The nation has celebrated early this week the annual event of Teachers Day marked by the usual quietude. The teacher fraternity of institutions offering courses at higher levels of learning were far outnumbered by the army of their counterparts in primary, secondary and even at 10+2 levels, betraying the former section’s pre-occupation with issues unrelated to academics and their first charge of empowering the country’s youth to face the challenges of life. They seemingly continue to be unfazed by the repeated verdict of entrepreneurs, particularly in the country’s industry sector, that the majority (85 per cent or so) of the graduates emerging from Universities offering technical education are unemployable, a harsh-sounding verdict at that.

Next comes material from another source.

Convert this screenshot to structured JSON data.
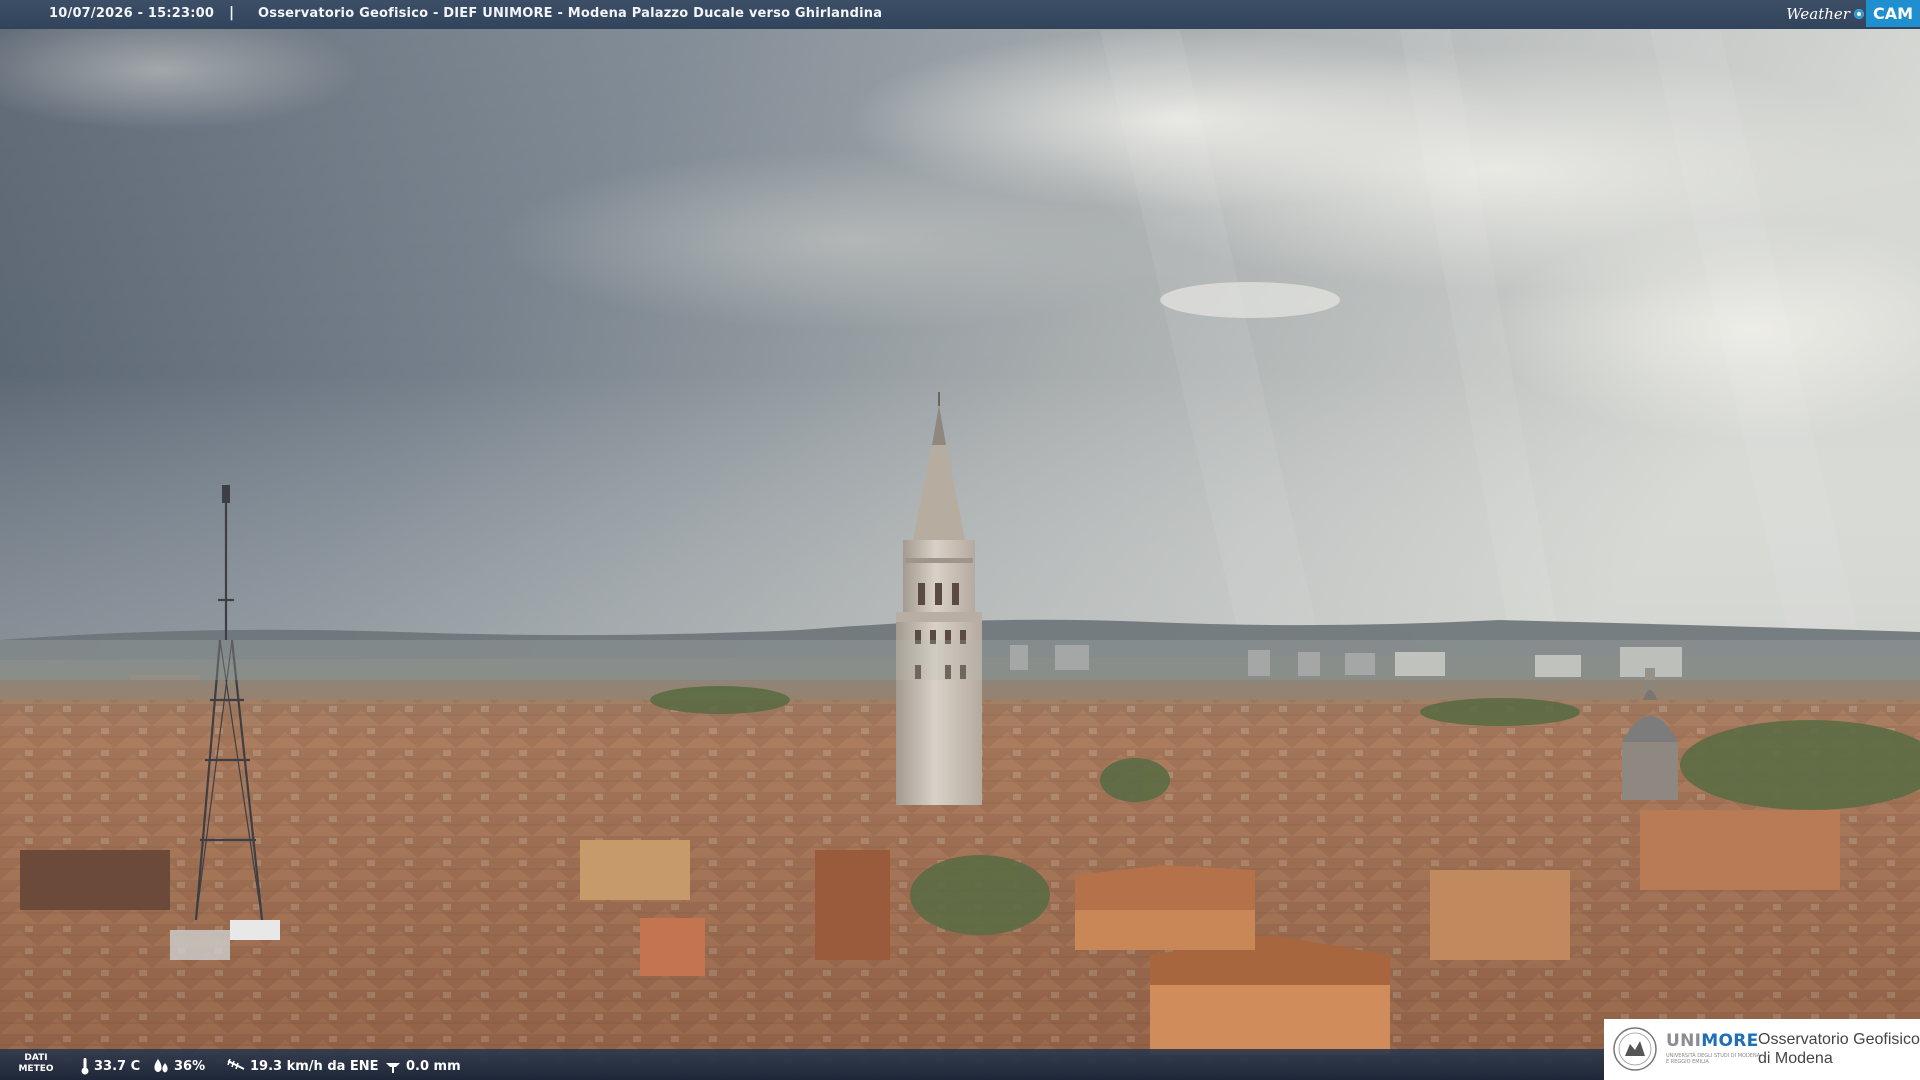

The British politician Thomas Babington Macaulay (1800-1859) is often quoted by critics of colonial rule over the country for voicing the policy of liquidating indigenous culture via the education system under the English Education Act 1835. However, oceans of water has flowed under the bridge since that point of time to this day even as nothing concrete has happened to either revive the indigenous culture or create a system of education that can effectively neutralise Macaulayism.
Literacy in English among a considerably large section of the land’s diaspora and proficiency in the global lingua franca among those who have chosen to write essays, poetry, novels, biographies, travelogues, textbooks for use in schools as well as colleges, autobiographies, articles in dailies, research papers for publication in journals, both indigenously published and internationally valued and so on cannot be undervalued as a legacy of that much-maligned British Raj in the land. While the roadmap for the future of India’s education system is still to emerge, what with the plan to bestow sovereignty to Hindi as national language (Rastrabhasha) yet to be accepted in many regions of the land.
Schooling of their children through English medium as a sureshot option to increase the opportunities and chances of landing a job being the conviction of even the illiterate parents, those aspiring to become teachers are too obliged to place their faith in the language that nearly 65 percent of the world ‘s headcount communicate in. That concludes the tale of teachers.